Przewijanie dziecka w podróży: TOP 10 dziwnych miejsc

by Sergiusz Pinkwart

Dopiero kiedy zaczniesz podróżować z maluchem przekonasz się, że w sytuacji awaryjnej da się zorganizować przewijanie dziecka w najdziwniejszych miejscach.

Każda podróż z dzieckiem składa się z rzeczy bardziej przyjemnych i tych mniej… Przyjemne jest chociażby wspólne jedzenie. Siedzimy razem przy stoliku, dziecko popija mleczko. Mniej – jego efekty, które skutkują koniecznością zmiany pieluszki. W domu nie ma z tym najmniejszego problemu: jest czysty, stabilny przewijak, higieniczna nakładka, w szufladzie w zasięgu ręki wilgotne chusteczki i krem do pupy, hermetyczny kosz na zużyte pieluszki i podobne akcesoria. A w drodze? Przewijaki w restauracjach i na stacjach benzynowych bywają, ale to nie reguła. I czasem przewijanie dziecka urasta do sporego wyzwania.

W ciągu pół roku nasz syn przejechał z nami 10 tysięcy kilometrów. Z naszych wyjazdów wybraliśmy TOP 10 dziwnych miejsc, w których przewijaliśmy dziecko. Tekst nie jest instruktażowy, czasem w podróży z dzieckiem trzeba się po prostu pośmiać wspominając zabawne sytuacje 😉 Niech rzuci kamieniem ten, komu nigdy nie zdarzyło się przewijanie dziecka w nietypowym miejscu! Nam się zdarzało. Na przykład tu:

10. Na tylnej kanapie samochodu
Prawda jest taka, że tam robimy to najczęściej. To najszybciej dostępny, najwygodniejszy i często najbardziej higieniczny przewijak w okolicy. Wystarczy na kanapie rozłożyć kocyk lub pieluszkę, w zasięgu ręki położyć sobie pieluszki, mokre chusteczki, kremy i można zabrać się do dzieła.

9. W SPA
Kąpiel a potem kojące ciepło, szum wody i delikatna muzyka. To wszystko ma zbawienny wpływ na przemianę materii naszego syna. Dlatego, kiedy idziemy z nim do SPA, musimy być przygotowani na wszystko. Na szczęście są tam najczęściej wygodne na leżaki i ławeczki, na których kładziemy ręcznik, a na nim dziecko.

8. Wśród bibelotów
Zdarzyło nam się przewijać synka w uroczym pensjonacie „Trzy Świerki” na Mazurach Garbatych, gdzie wśród pamiątek z regionu, wschodnich bibelotów i kolekcjonowanych przez właścicielkę drobiazgów musieliśmy uważnie manewrować wierzgającym Chruczem, żeby nie uszkodzić żadnej z cennych ozdób.

przewijanie dziecka
W stylowym hoteliku wśród bibelotów zza wschodniej granicy.

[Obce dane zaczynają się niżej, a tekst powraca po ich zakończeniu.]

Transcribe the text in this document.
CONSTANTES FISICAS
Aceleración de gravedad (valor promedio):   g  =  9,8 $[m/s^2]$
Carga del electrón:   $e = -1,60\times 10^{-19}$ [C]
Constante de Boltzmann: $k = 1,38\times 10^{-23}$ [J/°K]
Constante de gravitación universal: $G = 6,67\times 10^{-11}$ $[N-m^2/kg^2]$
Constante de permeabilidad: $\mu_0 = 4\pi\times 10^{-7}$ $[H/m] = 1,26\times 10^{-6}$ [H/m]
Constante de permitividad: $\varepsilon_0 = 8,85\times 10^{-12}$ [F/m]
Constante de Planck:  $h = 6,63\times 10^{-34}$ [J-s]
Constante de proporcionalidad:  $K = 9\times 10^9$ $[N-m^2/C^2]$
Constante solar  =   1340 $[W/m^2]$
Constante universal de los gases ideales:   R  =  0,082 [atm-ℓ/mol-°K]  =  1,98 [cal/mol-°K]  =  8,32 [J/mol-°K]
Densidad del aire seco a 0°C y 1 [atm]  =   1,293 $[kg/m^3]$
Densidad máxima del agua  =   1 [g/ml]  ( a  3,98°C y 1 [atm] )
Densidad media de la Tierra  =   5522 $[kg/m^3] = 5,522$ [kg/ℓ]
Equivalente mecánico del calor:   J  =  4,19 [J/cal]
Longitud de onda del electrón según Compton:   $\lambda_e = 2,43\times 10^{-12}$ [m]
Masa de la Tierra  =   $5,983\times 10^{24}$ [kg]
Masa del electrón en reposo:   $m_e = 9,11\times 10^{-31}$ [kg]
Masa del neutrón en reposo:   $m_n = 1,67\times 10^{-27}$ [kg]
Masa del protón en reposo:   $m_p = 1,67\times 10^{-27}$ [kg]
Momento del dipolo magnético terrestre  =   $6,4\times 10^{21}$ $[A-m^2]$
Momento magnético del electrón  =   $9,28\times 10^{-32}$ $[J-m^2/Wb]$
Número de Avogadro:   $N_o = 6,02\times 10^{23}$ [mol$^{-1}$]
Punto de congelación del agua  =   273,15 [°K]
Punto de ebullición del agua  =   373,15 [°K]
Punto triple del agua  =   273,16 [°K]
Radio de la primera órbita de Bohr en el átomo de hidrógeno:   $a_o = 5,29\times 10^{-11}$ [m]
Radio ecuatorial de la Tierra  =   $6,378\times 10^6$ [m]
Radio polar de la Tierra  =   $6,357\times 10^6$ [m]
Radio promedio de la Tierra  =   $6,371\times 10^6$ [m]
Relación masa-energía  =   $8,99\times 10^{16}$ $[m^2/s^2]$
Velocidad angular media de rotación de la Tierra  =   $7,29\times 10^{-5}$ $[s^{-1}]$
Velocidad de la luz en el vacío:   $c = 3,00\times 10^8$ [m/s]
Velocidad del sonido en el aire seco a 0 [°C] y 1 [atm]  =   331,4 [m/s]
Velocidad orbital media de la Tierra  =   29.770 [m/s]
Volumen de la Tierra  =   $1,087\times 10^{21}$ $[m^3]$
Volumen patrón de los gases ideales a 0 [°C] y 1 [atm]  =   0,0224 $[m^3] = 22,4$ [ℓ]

7.  Na środku wypełnionej ludźmi restauracji góralskiej przy stoku.
– Przepraszam, czy jest tu przewijak? – przekrzykiwałam gwar ponad setki osób, która w porze obiadowej siedziała w restauracji regionalnej przy jednym z najpopularniejszych stoków w Polsce. Ale kelnerka usłyszała mnie dopiero za drugim razem. – Nie wiem. Toaleta jest na dole – odpowiedziała i zaczęła zbierać talerze. – Ale ja wiem – pomyślałam, bo pamiętam to miejsce z czasów „przed dzieckiem”. Na dole jest publiczna toaleta, do której wchodzi się wprost ze śniegu w butach narciarskich. Zimna i żeliwna. Bez przewijaka. Cóż było robić. Mieliśmy z Chruczkiem perspektywę spędzenia tu jeszcze godziny, więc nie mogliśmy liczyć na cud. Przeprosiłam siedzących obok turystów i przewinęłam dziecko na ławie przy stoliku.

6. Na wieży widokowej
Tłum turystów przechadzających się po tarasie widokowym, na szczęście bardziej zajętych widokiem co za oknem, niż tym co w środku. Toaleta tylko na dole wieży i to bez przewijaka. Za to w sali wyściełane wygodnie (ale za małe, żeby położyć dziecko) krzesła albo większa, ale za to twarda skrzynia. Wybraliśmy jedno i drugie. Odwiązaliśmy dwa miękkie oparcia i na dębowej skrzyni ułożyliśmy z nich całkiem wygodny, elastyczny przewijak.

5. W katedrze
Czasem sytuacja jest taka, że jesteś w jakimś dostojnym, zabytkowym miejscu z dzieckiem i musisz tam spędzić jeszcze dłuższy czas bez możliwości awaryjnego opuszczenia budynku. Nam taka sytuacja przydarzyła się w pewnej pięknej gotyckiej katedrze. Na szczęście również całkowicie pustej, więc mogliśmy spokojnie i dyskretnie przeprowadzić przewijanie dziecka.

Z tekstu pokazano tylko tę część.